In this study, carbon quantum dot catalysis Ni@MOFCQDs synthesized via dimethylformamide (DMF) and urea molecules supported by nickel metal, was designed both theoretically and experimentally. Borane Dimethylamine Complex (DMAB) and Sodium Borohydride (SBH) were used to evaluate the dehydrogenation performance of this catalysis. The Ni@MOFCQDs nanocatalyst development stages were characterized using some analytical methods, and was theoretically optimized under the non-self-consistent GFN1xTB (Geometries, Frequencies, and Non-covalent interactions Tight Binding).
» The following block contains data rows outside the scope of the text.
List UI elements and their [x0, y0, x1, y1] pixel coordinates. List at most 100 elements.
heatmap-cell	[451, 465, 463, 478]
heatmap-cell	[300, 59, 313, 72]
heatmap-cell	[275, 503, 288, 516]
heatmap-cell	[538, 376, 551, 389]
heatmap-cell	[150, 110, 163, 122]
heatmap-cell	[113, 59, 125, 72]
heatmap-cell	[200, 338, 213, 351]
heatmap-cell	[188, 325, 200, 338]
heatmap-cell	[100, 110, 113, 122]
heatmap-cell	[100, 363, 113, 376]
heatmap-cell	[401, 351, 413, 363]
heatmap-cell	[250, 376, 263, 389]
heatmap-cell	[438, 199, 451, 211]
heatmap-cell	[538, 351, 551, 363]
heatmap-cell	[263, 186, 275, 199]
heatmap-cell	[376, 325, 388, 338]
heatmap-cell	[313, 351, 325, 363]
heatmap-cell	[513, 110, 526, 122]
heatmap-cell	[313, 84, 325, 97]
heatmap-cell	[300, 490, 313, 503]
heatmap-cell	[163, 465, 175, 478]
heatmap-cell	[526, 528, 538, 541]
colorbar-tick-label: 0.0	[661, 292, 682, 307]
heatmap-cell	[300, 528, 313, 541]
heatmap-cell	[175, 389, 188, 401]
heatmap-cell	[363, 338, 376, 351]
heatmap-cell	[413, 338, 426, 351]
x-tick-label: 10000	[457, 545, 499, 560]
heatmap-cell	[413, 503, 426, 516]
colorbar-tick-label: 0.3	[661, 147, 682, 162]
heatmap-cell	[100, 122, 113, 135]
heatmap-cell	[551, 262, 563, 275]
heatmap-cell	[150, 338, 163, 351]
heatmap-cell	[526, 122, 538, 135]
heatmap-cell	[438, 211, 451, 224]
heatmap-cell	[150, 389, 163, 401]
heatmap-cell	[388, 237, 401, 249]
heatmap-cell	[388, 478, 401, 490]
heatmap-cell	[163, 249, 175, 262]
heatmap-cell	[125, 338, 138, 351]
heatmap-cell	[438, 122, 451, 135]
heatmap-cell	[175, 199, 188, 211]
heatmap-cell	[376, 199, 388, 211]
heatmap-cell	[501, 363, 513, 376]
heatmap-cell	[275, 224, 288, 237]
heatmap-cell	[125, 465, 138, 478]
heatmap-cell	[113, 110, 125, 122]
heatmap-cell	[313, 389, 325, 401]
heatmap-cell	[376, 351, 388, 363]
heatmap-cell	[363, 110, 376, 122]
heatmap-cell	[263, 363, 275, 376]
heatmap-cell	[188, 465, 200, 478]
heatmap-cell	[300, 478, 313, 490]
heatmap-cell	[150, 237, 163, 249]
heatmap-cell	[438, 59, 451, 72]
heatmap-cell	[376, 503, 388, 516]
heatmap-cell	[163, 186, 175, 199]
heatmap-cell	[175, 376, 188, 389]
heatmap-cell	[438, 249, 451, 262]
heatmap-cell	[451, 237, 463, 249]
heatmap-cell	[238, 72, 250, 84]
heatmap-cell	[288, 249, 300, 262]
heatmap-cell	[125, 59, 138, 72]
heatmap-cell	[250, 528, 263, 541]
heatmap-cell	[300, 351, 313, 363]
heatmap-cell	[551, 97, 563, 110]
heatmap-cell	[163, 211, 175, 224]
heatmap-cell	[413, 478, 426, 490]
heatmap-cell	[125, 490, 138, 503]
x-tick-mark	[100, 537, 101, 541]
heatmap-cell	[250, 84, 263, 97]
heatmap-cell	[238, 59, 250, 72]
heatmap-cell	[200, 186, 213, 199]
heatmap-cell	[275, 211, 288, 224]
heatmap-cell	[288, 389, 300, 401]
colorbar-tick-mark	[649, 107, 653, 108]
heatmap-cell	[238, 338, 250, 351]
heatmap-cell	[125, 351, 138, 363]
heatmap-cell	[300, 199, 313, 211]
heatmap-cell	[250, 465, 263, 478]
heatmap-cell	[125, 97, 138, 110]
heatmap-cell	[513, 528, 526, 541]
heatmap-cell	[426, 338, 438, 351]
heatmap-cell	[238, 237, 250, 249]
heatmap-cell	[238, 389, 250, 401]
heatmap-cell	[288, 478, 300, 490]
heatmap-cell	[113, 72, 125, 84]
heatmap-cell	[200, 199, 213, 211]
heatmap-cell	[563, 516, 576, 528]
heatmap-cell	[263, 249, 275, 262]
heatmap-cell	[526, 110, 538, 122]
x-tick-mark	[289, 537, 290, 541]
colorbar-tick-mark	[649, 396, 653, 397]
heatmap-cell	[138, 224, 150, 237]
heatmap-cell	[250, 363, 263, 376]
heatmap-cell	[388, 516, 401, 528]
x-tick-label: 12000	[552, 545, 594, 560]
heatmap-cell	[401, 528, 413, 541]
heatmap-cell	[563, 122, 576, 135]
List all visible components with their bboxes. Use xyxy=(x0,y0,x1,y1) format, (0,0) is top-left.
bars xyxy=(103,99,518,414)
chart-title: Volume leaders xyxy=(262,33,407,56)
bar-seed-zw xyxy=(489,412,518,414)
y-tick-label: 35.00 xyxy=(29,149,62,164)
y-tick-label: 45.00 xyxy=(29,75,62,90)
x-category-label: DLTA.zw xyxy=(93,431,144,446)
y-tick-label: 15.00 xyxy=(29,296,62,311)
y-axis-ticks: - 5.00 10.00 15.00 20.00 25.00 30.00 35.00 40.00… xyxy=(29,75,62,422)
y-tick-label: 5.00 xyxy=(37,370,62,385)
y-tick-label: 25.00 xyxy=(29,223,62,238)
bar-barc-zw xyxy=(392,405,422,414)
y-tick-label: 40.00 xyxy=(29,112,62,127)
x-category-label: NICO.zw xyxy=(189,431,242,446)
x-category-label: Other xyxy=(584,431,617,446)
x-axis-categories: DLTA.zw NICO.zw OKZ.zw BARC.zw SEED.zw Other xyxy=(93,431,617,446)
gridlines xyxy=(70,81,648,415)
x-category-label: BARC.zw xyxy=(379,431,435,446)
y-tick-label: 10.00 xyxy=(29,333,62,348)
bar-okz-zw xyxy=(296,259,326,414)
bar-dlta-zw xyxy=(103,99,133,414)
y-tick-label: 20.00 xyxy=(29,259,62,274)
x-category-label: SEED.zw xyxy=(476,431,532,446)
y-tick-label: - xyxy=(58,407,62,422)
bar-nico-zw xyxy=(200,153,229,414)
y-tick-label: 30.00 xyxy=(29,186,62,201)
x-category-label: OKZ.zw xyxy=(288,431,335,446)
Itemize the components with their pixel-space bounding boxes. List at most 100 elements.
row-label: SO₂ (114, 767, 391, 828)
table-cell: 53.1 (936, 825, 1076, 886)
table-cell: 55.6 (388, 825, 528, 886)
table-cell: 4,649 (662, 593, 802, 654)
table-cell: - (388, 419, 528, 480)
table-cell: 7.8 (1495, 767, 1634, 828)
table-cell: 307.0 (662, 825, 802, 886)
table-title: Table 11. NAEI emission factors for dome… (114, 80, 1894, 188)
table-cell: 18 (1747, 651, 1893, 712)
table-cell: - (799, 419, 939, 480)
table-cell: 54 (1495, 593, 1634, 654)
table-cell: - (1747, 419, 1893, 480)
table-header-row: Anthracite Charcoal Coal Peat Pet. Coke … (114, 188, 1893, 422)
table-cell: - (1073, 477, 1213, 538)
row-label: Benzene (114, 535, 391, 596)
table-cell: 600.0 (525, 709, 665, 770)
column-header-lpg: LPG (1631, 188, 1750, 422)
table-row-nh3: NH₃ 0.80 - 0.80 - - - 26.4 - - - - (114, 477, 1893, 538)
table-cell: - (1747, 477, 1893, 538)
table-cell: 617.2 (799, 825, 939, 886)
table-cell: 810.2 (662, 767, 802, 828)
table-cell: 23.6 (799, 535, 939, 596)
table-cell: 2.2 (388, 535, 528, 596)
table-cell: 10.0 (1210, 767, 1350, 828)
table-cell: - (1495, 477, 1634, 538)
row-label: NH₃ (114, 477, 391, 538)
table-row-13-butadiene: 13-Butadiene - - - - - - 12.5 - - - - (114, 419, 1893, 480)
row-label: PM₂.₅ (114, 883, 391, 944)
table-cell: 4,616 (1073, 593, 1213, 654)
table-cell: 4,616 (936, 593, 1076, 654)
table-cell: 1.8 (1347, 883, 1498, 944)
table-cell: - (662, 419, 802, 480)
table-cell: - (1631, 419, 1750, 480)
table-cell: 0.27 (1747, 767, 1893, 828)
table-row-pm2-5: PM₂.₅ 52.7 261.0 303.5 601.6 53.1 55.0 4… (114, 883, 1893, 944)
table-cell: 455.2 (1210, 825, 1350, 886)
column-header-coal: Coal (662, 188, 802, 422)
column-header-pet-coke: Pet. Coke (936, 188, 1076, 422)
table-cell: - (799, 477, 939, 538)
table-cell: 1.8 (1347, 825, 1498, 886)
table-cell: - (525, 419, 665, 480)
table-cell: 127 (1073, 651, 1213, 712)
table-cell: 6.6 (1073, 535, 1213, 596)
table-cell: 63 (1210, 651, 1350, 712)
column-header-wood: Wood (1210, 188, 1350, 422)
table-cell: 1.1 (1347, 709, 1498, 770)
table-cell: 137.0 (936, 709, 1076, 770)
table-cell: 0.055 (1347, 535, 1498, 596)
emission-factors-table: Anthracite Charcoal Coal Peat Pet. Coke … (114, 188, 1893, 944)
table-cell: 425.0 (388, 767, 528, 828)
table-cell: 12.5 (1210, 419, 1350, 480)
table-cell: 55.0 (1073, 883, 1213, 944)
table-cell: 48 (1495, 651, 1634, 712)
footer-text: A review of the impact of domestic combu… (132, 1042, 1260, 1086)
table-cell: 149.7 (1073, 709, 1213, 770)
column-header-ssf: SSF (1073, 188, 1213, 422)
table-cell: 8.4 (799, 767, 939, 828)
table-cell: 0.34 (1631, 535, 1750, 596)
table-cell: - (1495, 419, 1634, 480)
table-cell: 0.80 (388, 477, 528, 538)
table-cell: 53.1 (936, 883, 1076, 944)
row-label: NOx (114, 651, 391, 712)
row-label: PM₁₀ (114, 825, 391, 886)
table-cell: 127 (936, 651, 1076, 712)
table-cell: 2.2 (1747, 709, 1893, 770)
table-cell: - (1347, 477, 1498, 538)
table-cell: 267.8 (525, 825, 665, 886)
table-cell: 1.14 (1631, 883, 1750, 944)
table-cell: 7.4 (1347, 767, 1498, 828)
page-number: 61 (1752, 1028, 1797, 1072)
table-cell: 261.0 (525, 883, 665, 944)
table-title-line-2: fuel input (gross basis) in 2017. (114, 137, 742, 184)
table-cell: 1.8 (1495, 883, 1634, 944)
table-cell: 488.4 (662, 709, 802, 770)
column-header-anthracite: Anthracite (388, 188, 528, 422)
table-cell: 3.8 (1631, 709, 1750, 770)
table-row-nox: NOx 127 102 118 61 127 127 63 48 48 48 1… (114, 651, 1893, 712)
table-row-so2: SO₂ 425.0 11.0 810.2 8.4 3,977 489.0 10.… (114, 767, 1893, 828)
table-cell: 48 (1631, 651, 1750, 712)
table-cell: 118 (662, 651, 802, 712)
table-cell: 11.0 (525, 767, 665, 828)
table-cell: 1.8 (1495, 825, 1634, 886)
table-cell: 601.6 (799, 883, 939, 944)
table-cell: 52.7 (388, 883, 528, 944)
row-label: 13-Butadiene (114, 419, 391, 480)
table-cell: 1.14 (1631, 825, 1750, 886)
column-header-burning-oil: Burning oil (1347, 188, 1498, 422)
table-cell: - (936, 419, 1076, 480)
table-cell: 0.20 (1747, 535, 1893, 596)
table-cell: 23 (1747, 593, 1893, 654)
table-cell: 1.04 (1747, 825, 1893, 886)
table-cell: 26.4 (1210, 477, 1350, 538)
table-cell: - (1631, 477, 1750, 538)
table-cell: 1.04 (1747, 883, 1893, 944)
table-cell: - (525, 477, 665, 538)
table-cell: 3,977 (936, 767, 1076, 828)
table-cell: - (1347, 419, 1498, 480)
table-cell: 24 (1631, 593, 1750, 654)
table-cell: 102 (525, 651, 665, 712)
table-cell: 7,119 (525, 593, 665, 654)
At the same time the dehydrogenation kinetics of hydrogen sources in the Ni@MOFCQDs were investigated by using the optimum amount of sodium hydroxide, catalyst amounts, substrate concentration. The dehydration rates of SBH and DMAB in Ni@MOFCQDs nanocatalyst are measured as 1542 and 862 mL/g.min, respectively. Theoretically, the formation of Ni@MOFCQDs in CQDs synthesized in DMF is found to be 30 % more efficient in both SBH and DMAB hydrolyses when comparing to Ni@CQDs synthesized in water. So it is seen that SBH hydrolysis is 150 % more efficient than DMAB hydrolysis in both Ni@CQD and Ni@MOFCQDs catalysis. Ni-centered stabilization of organic small molecules with C–N single bonds was found to exhibit good dehydrogenation performance. It is clear that increasing the number of C–N molecules in electrostatically active area of the transition metal's d orbital supports catalytic performance.